A l'occasion de la journée de commémoration de l'abolition de l'esclavage, dimanche 10 mai, nous avons rencontré Rokhaya Diallo, militante fondatrice de l'association " Les Indivisibles ", journaliste et écrivain. Engagée dans de nombreux combats pour l'égalité, elle rappelle que le passé colonial et esclavagiste de notre pays contribue au manque de visibilité actuel des personnes noires en France.

La reconnaissance de l'esclavage comme " crime contre l'humanité " en 2001 et la journée de commémoration instaurée le 10 mai, sont-elles des avancées satisfaisantes pour vous ?
Je me félicite que la France ait été le premier pays à reconnaître l'esclavage et les traites négrières comme un crime contre l'humanité sous l'impulsion de Mme Taubira et des collectifs qui avaient défilé en 1998. Cela place l'esclavage là où il est : un crime d'ampleur internationale auquel la France a pris une large part puisque les traites négrières y ont duré 400 ans et ont fait entre 60 et 70 millions de morts. Il ne faut pas oublier que pour un esclave arrivé vivant, il fallait compter six morts. Il s'agit donc de reconnaître le passé d'une grande partie de nos concitoyens d'Outre-Mer que l'on a tendance à oublier. Pour autant, je regrette que la loi ne prévoie pas de dispositions en cas de négationnisme de l'esclavage. Ce fut une opération d'ordre génocidaire. Que l'on puisse la remettre en cause sans être inquiété pose vraiment des questions.

Le passé esclavagiste de la France conditionne-t-il le regard de la société française actuelle sur les personnes noires ?
Dans l'Hexagone, une grande partie des personnes noires ne sont pas issues de l'esclavage, c'est mon cas par exemple. Cependant, il y a un problème dans la manière dont les esclaves sont représentés. On les montre généralement enchaînés et courbés, on fait peu de place aux résistances. Beaucoup d'esclaves se sont battus sur les bateaux négriers, certains se sont jetés par dessus bord car ils refusaient de finir soumis et déchus de leur humanité. Peut-être que l'on ne célèbre pas suffisamment cette résistance là... Alors oui, il y a peut-être un problème dans l'image de l'esclave perpétuellement soumis car c'est elle que l'on projette aujourd'hui sur l'ensemble des noirs.
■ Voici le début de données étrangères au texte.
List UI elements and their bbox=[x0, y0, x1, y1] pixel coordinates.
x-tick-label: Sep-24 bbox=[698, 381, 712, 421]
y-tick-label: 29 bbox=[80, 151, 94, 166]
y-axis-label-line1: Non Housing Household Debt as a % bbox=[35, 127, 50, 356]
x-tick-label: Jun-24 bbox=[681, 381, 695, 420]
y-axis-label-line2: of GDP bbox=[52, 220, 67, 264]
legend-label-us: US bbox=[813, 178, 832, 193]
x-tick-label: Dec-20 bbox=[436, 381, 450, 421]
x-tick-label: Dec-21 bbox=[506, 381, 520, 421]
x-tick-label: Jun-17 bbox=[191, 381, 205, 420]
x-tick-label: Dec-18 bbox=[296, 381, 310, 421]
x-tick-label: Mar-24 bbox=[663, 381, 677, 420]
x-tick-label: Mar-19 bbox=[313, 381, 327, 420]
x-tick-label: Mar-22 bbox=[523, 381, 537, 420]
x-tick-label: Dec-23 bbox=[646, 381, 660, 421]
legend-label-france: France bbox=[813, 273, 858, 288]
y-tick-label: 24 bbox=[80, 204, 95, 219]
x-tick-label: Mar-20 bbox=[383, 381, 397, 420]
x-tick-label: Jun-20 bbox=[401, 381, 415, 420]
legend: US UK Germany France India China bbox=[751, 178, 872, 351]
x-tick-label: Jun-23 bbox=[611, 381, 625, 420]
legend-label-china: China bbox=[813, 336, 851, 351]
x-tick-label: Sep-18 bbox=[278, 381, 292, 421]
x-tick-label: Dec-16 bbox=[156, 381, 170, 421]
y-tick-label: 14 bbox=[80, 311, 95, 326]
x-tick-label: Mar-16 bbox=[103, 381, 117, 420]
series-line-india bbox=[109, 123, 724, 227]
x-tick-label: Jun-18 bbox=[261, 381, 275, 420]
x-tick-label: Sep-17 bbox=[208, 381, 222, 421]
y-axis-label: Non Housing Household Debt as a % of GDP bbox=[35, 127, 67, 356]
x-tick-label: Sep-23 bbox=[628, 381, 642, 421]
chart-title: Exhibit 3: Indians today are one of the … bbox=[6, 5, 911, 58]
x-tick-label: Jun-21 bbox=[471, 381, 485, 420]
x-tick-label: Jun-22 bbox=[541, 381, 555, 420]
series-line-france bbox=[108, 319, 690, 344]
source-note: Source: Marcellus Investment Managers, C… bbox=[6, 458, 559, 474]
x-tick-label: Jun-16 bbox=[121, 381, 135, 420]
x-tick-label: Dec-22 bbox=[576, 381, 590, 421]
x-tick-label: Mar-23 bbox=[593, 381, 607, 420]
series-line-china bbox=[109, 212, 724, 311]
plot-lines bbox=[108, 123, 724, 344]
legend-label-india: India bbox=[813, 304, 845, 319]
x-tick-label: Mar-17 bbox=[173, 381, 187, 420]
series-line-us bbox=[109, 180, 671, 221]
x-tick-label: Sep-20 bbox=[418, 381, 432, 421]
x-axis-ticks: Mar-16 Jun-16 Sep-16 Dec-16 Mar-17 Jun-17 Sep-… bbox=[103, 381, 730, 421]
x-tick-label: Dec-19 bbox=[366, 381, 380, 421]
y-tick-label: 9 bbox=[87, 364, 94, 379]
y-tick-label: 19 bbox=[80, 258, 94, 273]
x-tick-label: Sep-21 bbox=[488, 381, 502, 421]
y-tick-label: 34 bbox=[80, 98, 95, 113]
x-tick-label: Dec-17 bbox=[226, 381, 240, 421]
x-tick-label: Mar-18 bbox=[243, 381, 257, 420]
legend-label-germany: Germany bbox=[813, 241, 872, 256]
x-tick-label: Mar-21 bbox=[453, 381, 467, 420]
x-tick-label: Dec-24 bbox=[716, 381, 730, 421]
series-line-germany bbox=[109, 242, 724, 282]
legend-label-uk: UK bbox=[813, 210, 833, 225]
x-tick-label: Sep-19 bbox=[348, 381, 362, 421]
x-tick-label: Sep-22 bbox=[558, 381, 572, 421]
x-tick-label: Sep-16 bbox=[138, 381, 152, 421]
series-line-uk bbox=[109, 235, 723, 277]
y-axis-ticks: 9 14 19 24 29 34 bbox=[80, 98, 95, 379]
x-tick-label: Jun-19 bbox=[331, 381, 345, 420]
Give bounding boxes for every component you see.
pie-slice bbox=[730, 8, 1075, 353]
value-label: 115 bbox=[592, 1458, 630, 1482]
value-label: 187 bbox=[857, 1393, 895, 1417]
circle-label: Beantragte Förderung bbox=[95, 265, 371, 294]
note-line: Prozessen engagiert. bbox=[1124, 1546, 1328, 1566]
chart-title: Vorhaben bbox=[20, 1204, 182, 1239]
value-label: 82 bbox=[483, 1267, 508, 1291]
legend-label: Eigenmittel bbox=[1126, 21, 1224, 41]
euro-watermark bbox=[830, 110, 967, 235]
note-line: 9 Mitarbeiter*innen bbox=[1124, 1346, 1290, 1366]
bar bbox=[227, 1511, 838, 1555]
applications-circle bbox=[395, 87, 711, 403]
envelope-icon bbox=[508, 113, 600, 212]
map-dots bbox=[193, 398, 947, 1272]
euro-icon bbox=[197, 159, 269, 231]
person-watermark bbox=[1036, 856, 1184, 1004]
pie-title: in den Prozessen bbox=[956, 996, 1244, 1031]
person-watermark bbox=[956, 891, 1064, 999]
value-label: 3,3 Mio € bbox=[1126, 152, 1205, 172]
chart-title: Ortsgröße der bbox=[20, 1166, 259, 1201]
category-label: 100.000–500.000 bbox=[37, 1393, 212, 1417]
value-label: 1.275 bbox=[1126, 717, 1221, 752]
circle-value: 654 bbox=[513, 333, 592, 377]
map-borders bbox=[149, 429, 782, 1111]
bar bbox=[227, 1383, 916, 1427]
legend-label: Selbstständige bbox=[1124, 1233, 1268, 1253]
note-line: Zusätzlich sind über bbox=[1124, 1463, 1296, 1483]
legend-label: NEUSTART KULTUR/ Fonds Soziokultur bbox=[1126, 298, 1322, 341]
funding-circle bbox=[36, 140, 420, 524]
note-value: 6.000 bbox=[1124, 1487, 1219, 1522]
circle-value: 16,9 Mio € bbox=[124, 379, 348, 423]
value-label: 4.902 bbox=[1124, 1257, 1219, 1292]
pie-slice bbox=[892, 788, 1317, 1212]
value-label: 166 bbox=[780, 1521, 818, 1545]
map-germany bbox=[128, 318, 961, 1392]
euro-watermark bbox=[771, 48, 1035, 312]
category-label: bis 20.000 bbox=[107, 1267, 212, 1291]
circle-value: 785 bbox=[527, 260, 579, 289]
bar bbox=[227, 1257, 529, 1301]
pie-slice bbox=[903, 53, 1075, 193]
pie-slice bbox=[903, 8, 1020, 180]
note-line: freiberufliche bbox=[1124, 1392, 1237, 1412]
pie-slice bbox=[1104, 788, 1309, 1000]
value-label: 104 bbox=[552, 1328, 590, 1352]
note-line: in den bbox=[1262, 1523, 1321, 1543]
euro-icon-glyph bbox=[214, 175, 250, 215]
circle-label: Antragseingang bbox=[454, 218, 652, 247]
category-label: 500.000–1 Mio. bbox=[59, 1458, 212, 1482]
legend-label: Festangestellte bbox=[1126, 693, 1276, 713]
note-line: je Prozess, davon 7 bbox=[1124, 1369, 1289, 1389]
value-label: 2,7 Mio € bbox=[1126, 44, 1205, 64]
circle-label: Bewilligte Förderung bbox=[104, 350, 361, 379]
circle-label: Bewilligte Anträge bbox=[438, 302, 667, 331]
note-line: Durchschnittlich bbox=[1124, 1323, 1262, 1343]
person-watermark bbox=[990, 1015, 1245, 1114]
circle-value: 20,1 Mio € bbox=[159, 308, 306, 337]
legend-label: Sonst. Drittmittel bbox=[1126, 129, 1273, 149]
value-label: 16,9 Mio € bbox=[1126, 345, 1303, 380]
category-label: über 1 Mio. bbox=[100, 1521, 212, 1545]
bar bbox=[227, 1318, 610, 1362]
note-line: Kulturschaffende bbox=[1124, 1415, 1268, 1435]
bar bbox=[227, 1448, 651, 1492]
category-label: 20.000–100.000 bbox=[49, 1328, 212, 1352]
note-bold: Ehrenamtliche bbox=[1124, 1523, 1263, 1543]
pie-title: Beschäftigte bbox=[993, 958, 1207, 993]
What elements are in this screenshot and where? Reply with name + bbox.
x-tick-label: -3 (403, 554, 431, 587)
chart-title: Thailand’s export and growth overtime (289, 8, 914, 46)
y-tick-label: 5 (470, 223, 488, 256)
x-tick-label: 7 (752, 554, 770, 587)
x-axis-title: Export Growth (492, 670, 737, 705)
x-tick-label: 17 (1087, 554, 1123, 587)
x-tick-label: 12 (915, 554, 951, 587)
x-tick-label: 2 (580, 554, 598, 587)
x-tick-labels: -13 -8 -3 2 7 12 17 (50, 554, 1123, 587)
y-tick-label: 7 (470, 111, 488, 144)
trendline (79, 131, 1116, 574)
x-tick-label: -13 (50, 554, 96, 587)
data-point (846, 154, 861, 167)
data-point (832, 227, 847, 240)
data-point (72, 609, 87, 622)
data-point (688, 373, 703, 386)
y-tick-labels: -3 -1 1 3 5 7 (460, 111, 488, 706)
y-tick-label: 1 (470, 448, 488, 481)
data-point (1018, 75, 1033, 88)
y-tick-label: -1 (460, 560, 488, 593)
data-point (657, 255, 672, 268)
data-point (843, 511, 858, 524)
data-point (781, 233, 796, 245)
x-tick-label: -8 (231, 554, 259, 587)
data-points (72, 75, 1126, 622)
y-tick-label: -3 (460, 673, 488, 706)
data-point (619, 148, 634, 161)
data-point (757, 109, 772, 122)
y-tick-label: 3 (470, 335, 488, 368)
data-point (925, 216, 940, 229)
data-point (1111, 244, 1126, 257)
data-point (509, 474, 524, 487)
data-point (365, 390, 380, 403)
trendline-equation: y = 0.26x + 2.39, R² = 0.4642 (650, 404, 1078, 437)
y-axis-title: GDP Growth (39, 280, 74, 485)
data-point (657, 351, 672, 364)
Vous parlez d'un " racisme atmosphérique ". Comment se manifeste-t-il ?
En France, on a encore l'image d'un pays qui reste blanc où les citoyens non blancs sont quelques parts des accidents ou des présences marginales alors qu'ils sont de plus en plus nombreux. Au quotidien, les personnes noires, arabes ou asiatiques déplorent le fait qu'ils sont toujours questionnés sur une provenance, ils sont perçus comme des gens qui viendraient d'ailleurs et qui ne seraient pas possiblement français. Dans l'inconscient collectif français, les gens qui ne sont pas blancs viennent d'un autre pays. Les contrôles au facies sont également encore très nombreux. Actuellement, en France, quand on est perçu comme arabe on a 8 fois plus de risque d'être contrôlé et les personnes noires ont 6 fois plus de risques que les blancs. Face aux interventions policières les citoyens ne sont pas égaux. Il faut une implication gouvernementale pour régler ce problème.

Pourquoi en est-on encore là en France en 2015 ?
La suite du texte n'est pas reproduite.